As one of “the most sordid rascals,” what is it that I really want? To hasten literature back to the day when only middle-aged white dudes were worth anything? For a Jew, that would be self-defeating, since it would mean turning the clock back to before Moses, who was a Jew before the Jews had become white. It would also mean that I would have to abandon several of my public enthusiasms.
As Richard M. Weaver once said, however, turning it back is one of the things you can do to a clock. Although I have no confidence that it can ever be restored, I mourn the lost age when her race, class, gender, and sexual orientation were not all you really needed to know about an author. I miss talking about books in terms of something other than their meaning. I would kind of like to go back to discussing authors as if they had intentions, just like their critics, which could not be happily dismissed in an effort to squeeze a more ingenious message out of them. I wish critics still had a conscience.

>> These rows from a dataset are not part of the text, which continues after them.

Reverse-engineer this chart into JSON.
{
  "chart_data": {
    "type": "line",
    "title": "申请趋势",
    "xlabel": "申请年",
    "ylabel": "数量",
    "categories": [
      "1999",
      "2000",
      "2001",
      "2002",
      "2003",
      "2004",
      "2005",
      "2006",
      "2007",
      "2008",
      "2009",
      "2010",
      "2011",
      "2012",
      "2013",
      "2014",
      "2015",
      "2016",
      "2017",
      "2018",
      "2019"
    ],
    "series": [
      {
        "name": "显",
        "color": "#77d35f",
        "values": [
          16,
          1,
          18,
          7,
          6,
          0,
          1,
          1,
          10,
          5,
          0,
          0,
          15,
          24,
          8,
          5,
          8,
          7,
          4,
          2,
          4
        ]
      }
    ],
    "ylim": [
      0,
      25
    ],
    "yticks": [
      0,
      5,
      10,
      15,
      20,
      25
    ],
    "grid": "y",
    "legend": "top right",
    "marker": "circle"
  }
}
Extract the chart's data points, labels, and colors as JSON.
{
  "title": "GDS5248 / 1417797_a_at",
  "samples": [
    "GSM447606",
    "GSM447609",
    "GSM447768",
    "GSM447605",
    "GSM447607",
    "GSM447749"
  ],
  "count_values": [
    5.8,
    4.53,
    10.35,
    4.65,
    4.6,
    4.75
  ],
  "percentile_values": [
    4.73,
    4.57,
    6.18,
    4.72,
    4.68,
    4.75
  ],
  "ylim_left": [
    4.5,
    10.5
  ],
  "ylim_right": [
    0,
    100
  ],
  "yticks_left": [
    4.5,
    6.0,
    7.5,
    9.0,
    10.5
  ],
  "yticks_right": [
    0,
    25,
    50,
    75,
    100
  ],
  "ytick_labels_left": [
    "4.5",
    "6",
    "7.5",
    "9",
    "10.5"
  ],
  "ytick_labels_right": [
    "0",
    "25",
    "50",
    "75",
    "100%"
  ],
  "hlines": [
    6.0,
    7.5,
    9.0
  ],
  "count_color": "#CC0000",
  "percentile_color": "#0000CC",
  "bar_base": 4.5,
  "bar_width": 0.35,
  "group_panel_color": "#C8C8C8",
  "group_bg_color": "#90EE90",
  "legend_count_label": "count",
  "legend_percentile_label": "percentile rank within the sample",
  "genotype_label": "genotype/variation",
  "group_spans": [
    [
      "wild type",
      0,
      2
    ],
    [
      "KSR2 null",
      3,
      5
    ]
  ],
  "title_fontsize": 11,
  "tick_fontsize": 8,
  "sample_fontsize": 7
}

I am nostalgic for writers who understand that political novels must do something in addition to sneering at Bush. In fact, I wish there were a few writers (or a president, for that matter) who understood that bashing Bush, at this late date, is neither clever nor appealing. I am lonely for writers and intellectuals who actually wish to address those who disagree with them rather than assuming that only the like-minded need read them. I want to know where the writers are like the British novelist Elizabeth Taylor, who was a lifelong woman of the Left and perhaps even a Communist, although you would never know it from her novels.
I want to return to a time when writers were judged by their style, their success in bringing artistic coherence out of actuality’s confusion, their distinctiveness and distinction, even their interpretation of the human experience. But to want such a thing, I guess, is to be a “densely stupid reactionary.”
And so I must be. My critical pursuits must only serve to accelerate the descent into revolutionary illiteracy. My bad.